The general design of SURBLs is very specific to domains that
actually appear in spams, so deliberately inflicting collateral
damage should not be necessary.  Because of that specificity, we
don't need to harm innocent bystanders in order to block most
spam sent by the high-volume, zombie-using, spam gangs.

A list of legitimate companies that sometimes send spam, which is
what Chris means when he says a grey list of "mainsleazers" would
definitely be one that hits some hams and would cause some
collateral damage.  We would not want to do that with SURBLs, at
least not if we keep our current policies.

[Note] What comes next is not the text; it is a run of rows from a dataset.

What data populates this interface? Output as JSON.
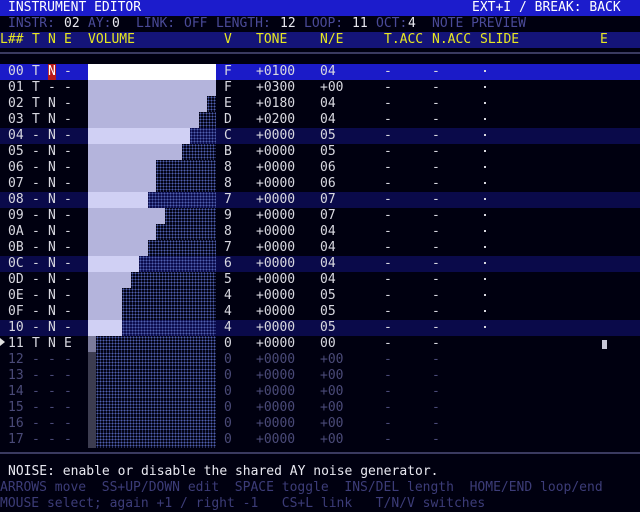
{
  "title": {
    "left": "INSTRUMENT EDITOR",
    "right": "EXT+I / BREAK: BACK"
  },
  "info": {
    "instr_label": "INSTR:",
    "instr": "02",
    "ay_label": "AY:",
    "ay": "0",
    "link_label": "LINK:",
    "link": "OFF",
    "length_label": "LENGTH:",
    "length": "12",
    "loop_label": "LOOP:",
    "loop": "11",
    "oct_label": "OCT:",
    "oct": "4",
    "preview": "NOTE PREVIEW"
  },
  "columns": {
    "line": "L##",
    "t": "T",
    "n": "N",
    "e": "E",
    "volume": "VOLUME",
    "v": "V",
    "tone": "TONE",
    "ne": "N/E",
    "tacc": "T.ACC",
    "nacc": "N.ACC",
    "slide": "SLIDE",
    "end": "E"
  },
  "rows": [
    {
      "l": "00",
      "t": "T",
      "n": "N",
      "e": "-",
      "v": "F",
      "tone": "+0100",
      "ne": "04",
      "tacc": "-",
      "nacc": "-",
      "vol": 15,
      "state": "sel"
    },
    {
      "l": "01",
      "t": "T",
      "n": "-",
      "e": "-",
      "v": "F",
      "tone": "+0300",
      "ne": "+00",
      "tacc": "-",
      "nacc": "-",
      "vol": 15,
      "state": ""
    },
    {
      "l": "02",
      "t": "T",
      "n": "N",
      "e": "-",
      "v": "E",
      "tone": "+0180",
      "ne": "04",
      "tacc": "-",
      "nacc": "-",
      "vol": 14,
      "state": ""
    },
    {
      "l": "03",
      "t": "T",
      "n": "N",
      "e": "-",
      "v": "D",
      "tone": "+0200",
      "ne": "04",
      "tacc": "-",
      "nacc": "-",
      "vol": 13,
      "state": ""
    },
    {
      "l": "04",
      "t": "-",
      "n": "N",
      "e": "-",
      "v": "C",
      "tone": "+0000",
      "ne": "05",
      "tacc": "-",
      "nacc": "-",
      "vol": 12,
      "state": "alt"
    },
    {
      "l": "05",
      "t": "-",
      "n": "N",
      "e": "-",
      "v": "B",
      "tone": "+0000",
      "ne": "05",
      "tacc": "-",
      "nacc": "-",
      "vol": 11,
      "state": ""
    },
    {
      "l": "06",
      "t": "-",
      "n": "N",
      "e": "-",
      "v": "8",
      "tone": "+0000",
      "ne": "06",
      "tacc": "-",
      "nacc": "-",
      "vol": 8,
      "state": ""
    },
    {
      "l": "07",
      "t": "-",
      "n": "N",
      "e": "-",
      "v": "8",
      "tone": "+0000",
      "ne": "06",
      "tacc": "-",
      "nacc": "-",
      "vol": 8,
      "state": ""
    },
    {
      "l": "08",
      "t": "-",
      "n": "N",
      "e": "-",
      "v": "7",
      "tone": "+0000",
      "ne": "07",
      "tacc": "-",
      "nacc": "-",
      "vol": 7,
      "state": "alt"
    },
    {
      "l": "09",
      "t": "-",
      "n": "N",
      "e": "-",
      "v": "9",
      "tone": "+0000",
      "ne": "07",
      "tacc": "-",
      "nacc": "-",
      "vol": 9,
      "state": ""
    },
    {
      "l": "0A",
      "t": "-",
      "n": "N",
      "e": "-",
      "v": "8",
      "tone": "+0000",
      "ne": "04",
      "tacc": "-",
      "nacc": "-",
      "vol": 8,
      "state": ""
    },
    {
      "l": "0B",
      "t": "-",
      "n": "N",
      "e": "-",
      "v": "7",
      "tone": "+0000",
      "ne": "04",
      "tacc": "-",
      "nacc": "-",
      "vol": 7,
      "state": ""
    },
    {
      "l": "0C",
      "t": "-",
      "n": "N",
      "e": "-",
      "v": "6",
      "tone": "+0000",
      "ne": "04",
      "tacc": "-",
      "nacc": "-",
      "vol": 6,
      "state": "alt"
    },
    {
      "l": "0D",
      "t": "-",
      "n": "N",
      "e": "-",
      "v": "5",
      "tone": "+0000",
      "ne": "04",
      "tacc": "-",
      "nacc": "-",
      "vol": 5,
      "state": ""
    },
    {
      "l": "0E",
      "t": "-",
      "n": "N",
      "e": "-",
      "v": "4",
      "tone": "+0000",
      "ne": "05",
      "tacc": "-",
      "nacc": "-",
      "vol": 4,
      "state": ""
    },
    {
      "l": "0F",
      "t": "-",
      "n": "N",
      "e": "-",
      "v": "4",
      "tone": "+0000",
      "ne": "05",
      "tacc": "-",
      "nacc": "-",
      "vol": 4,
      "state": ""
    },
    {
      "l": "10",
      "t": "-",
      "n": "N",
      "e": "-",
      "v": "4",
      "tone": "+0000",
      "ne": "05",
      "tacc": "-",
      "nacc": "-",
      "vol": 4,
      "state": "alt"
    },
    {
      "l": "11",
      "t": "T",
      "n": "N",
      "e": "E",
      "v": "0",
      "tone": "+0000",
      "ne": "00",
      "tacc": "-",
      "nacc": "-",
      "vol": 0,
      "state": "end"
    },
    {
      "l": "12",
      "t": "-",
      "n": "-",
      "e": "-",
      "v": "0",
      "tone": "+0000",
      "ne": "+00",
      "tacc": "-",
      "nacc": "-",
      "vol": 0,
      "state": "blank"
    },
    {
      "l": "13",
      "t": "-",
      "n": "-",
      "e": "-",
      "v": "0",
      "tone": "+0000",
      "ne": "+00",
      "tacc": "-",
      "nacc": "-",
      "vol": 0,
      "state": "blank"
    },
    {
      "l": "14",
      "t": "-",
      "n": "-",
      "e": "-",
      "v": "0",
      "tone": "+0000",
      "ne": "+00",
      "tacc": "-",
      "nacc": "-",
      "vol": 0,
      "state": "blank"
    },
    {
      "l": "15",
      "t": "-",
      "n": "-",
      "e": "-",
      "v": "0",
      "tone": "+0000",
      "ne": "+00",
      "tacc": "-",
      "nacc": "-",
      "vol": 0,
      "state": "blank"
    },
    {
      "l": "16",
      "t": "-",
      "n": "-",
      "e": "-",
      "v": "0",
      "tone": "+0000",
      "ne": "+00",
      "tacc": "-",
      "nacc": "-",
      "vol": 0,
      "state": "blank"
    },
    {
      "l": "17",
      "t": "-",
      "n": "-",
      "e": "-",
      "v": "0",
      "tone": "+0000",
      "ne": "+00",
      "tacc": "-",
      "nacc": "-",
      "vol": 0,
      "state": "blank"
    }
  ],
  "hint": "NOISE: enable or disable the shared AY noise generator.",
  "keys1": "ARROWS move  SS+UP/DOWN edit  SPACE toggle  INS/DEL length  HOME/END loop/end",
  "keys2": "MOUSE select; again +1 / right -1   CS+L link   T/N/V switches",
  "colors": {
    "title_bg": "#1c1ccc",
    "header_fg": "#e8e820",
    "cursor_bg": "#b81818",
    "vol_light": "#b4b4dc",
    "vol_bright": "#ffffff"
  }
}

One of the reasons SURBLs have been very useful to many people
is because of these policies.  So we're probably not going to
change them.  That said, there's probably room for other lists
for folks who want to be more aggressive about mail filtering,
but we're probably never going to do that with SURBLs.  Our
goal with SURBLs is to make a list that can be "set and forget"
and used by large ISPs, telcos, etc. without hitting much ham.

Part of the difficulty is that different people have different
ideas about what consitutes spam.  Some people think anyone who
has ever sent one spam is forever a spammer, even if it's
your Aunt Millie, Microsoft or General Motors.  They may or may
not be spammers, but more importantly their domains appear in
hams that ordinary people probably want to get so we probably
don't want to blacklist them.  On the other hand most people
probably don't want to get spams sent by Alan Ralsky's zombies,
or Scott Ricther's junk mail, etc.  So it somewhat depends on
your definition of spam and how much ham you want to block.

Jeff C.
--
"If it appears in hams, then don't list it."